Presseschau vom 12. Juli 2016 – In der Süddeutschen Zeitung nimmt Peter Laudenbach die verwischten Grenzen zwischen Theater und Wirklichkeit unter die Lupe

Im Real-Erlebnispark

Im Real-Erlebnispark

12. Juli 2016. In der Süddeutschen Zeitung fasst Peter Laudenbach den Polizeieinsatz bei einer Kunst-Aktion während des Berliner Festivals Foreign Affairs zusammen, um dann allgemein auf die "Reibung zwischen Kunst und Wirklichkeit" zu sprechen zu kommen: Die kleine Referenzrahmenverschiebung sichere noch dem banalsten Vorgang erhöhte Aufmerksamkeit. "Weil das so prächtig funktioniert, ist die systematische Entgrenzung der Kunst und das Verwischen der Differenzen zwischen ästhetischem Spiel und sozialer Praxis, Kunstraum und öffentlichem Raum, Bühne und Flüchtlingscafe zur inflationär benutzten Strategie geworden, mit der sich auch billige Einfälle mit der Zuverlässigkeit eines pawlowschen Reflexes gegen die wertvollste Ressource des Kunstbetriebs eintauschen lassen: Aufmerksamkeit."

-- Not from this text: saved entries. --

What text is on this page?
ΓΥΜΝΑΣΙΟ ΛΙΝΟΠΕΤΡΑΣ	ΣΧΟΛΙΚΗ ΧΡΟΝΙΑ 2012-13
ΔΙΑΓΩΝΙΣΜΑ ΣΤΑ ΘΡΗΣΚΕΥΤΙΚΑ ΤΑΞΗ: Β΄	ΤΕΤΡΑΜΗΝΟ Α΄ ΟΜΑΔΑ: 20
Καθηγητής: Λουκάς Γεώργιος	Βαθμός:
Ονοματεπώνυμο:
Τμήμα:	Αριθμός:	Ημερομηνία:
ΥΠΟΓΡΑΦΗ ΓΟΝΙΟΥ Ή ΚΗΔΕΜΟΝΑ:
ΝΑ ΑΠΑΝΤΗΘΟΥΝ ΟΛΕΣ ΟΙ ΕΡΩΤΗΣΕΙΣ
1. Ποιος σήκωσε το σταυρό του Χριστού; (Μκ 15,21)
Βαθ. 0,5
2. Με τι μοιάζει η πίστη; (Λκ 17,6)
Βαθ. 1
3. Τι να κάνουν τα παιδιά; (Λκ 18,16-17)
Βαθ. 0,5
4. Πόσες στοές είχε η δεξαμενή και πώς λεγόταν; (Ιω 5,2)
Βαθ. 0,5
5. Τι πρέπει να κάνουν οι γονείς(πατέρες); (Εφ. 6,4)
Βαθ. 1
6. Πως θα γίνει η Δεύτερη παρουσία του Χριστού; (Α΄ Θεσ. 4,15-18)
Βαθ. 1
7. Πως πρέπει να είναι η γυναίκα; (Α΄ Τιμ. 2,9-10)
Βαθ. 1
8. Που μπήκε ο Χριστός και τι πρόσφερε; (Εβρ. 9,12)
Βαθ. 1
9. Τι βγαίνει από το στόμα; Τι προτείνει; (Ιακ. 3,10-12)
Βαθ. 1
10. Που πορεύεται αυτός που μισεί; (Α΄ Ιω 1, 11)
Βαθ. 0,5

Auch bei politischer Aktionskunst laute am Ende regelmäßig die Frage, ob der Krisenbefund zum Zweck der Selbstinszenierung instrumentalisiert werde. Oder ob die Aktion zumindest Aufmerksamkeit auf einen in der Regel auch Nicht-Künstlern nicht ganz unbekannten Missstand lenke. "Schon die Frage, was Mittel und was Zweck sei, die Kunst oder die politische Bearbeitung eines Konfliktfeldes, ist ein Indiz dafür, dass bei diesen Kurzschlüssen zwischen zwei sehr unterschiedlichen Funktionssystemen beide Blessuren davontragen können: das Reflexionsmedium Kunst - wobei Kunst Selbstzweck ist und eben kein Mittel zum Zweck, auch nicht zu einem guten - und die politische Intervention (deren Akteuren es um politische Ziele gehen sollte, nicht um eine Karriere auf dem Kunst-, Kuratoren- und Intendantenmarkt)."

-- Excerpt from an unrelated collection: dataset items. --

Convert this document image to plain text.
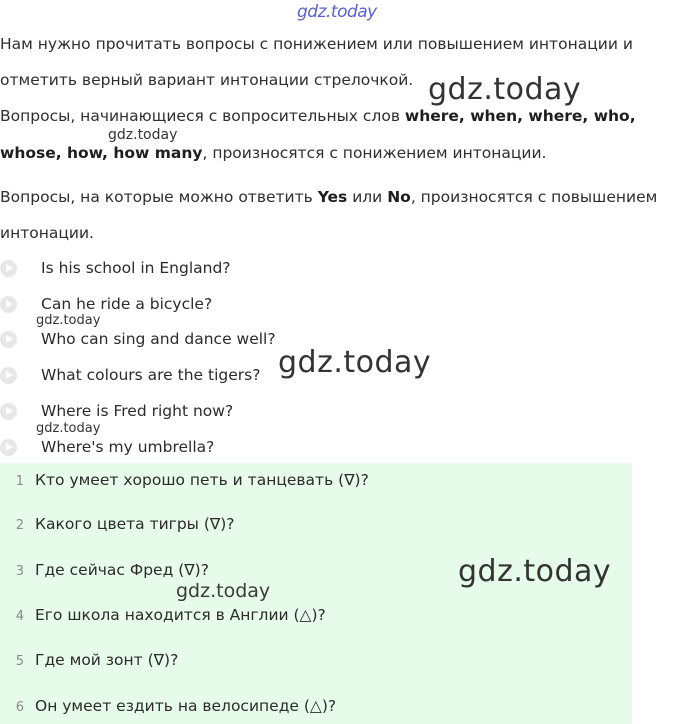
gdz.today
Нам нужно прочитать вопросы с понижением или повышением интонации и
отметить верный вариант интонации стрелочкой.
Вопросы, начинающиеся с вопросительных слов where, when, where, who,
whose, how, how many, произносятся с понижением интонации.
Вопросы, на которые можно ответить Yes или No, произносятся с повышением
интонации.
Is his school in England?
Can he ride a bicycle?
Who can sing and dance well?
What colours are the tigers?
Where is Fred right now?
Where's my umbrella?
1 Кто умеет хорошо петь и танцевать (∇)?
2 Какого цвета тигры (∇)?
3 Где сейчас Фред (∇)?
4 Его школа находится в Англии (△)?
5 Где мой зонт (∇)?
6 Он умеет ездить на велосипеде (△)?
gdz.today
gdz.today
gdz.today
gdz.today
gdz.today
gdz.today
gdz.today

Natürlich könne die Reibung, die entstehe, wenn ein radikaler Künstler auf nicht weniger radikal eindimensionale Wirklichkeitsabteilungen treffe, sehr erhellend und unterhaltsam sein. "Niemandem ist das besser gelungen als Christoph Schlingensief." Allerdings: "Auch dass die Ausnahmefigur Schlingensief so viele Nachahmungstäter gefunden hat, dürfte zur Inflationierung der Versuche, Kunst ins vermeintlich echte Leben aufzulösen, beigetragen haben." Dem Theaterblick werde heute oft alles zum Theater. "Diese Wahrnehmung der Wirklichkeit ist dem touristischen Blick näher, als den Künstlern recht sein dürfte. Wie Touristen goutieren die Performance-Besucher reale Orte sozialer Praxis vor allem als ästhetischen Reiz und verwandeln sie, zumindest in der eigenen Wahrnehmung, in einen Real-Erlebnispark."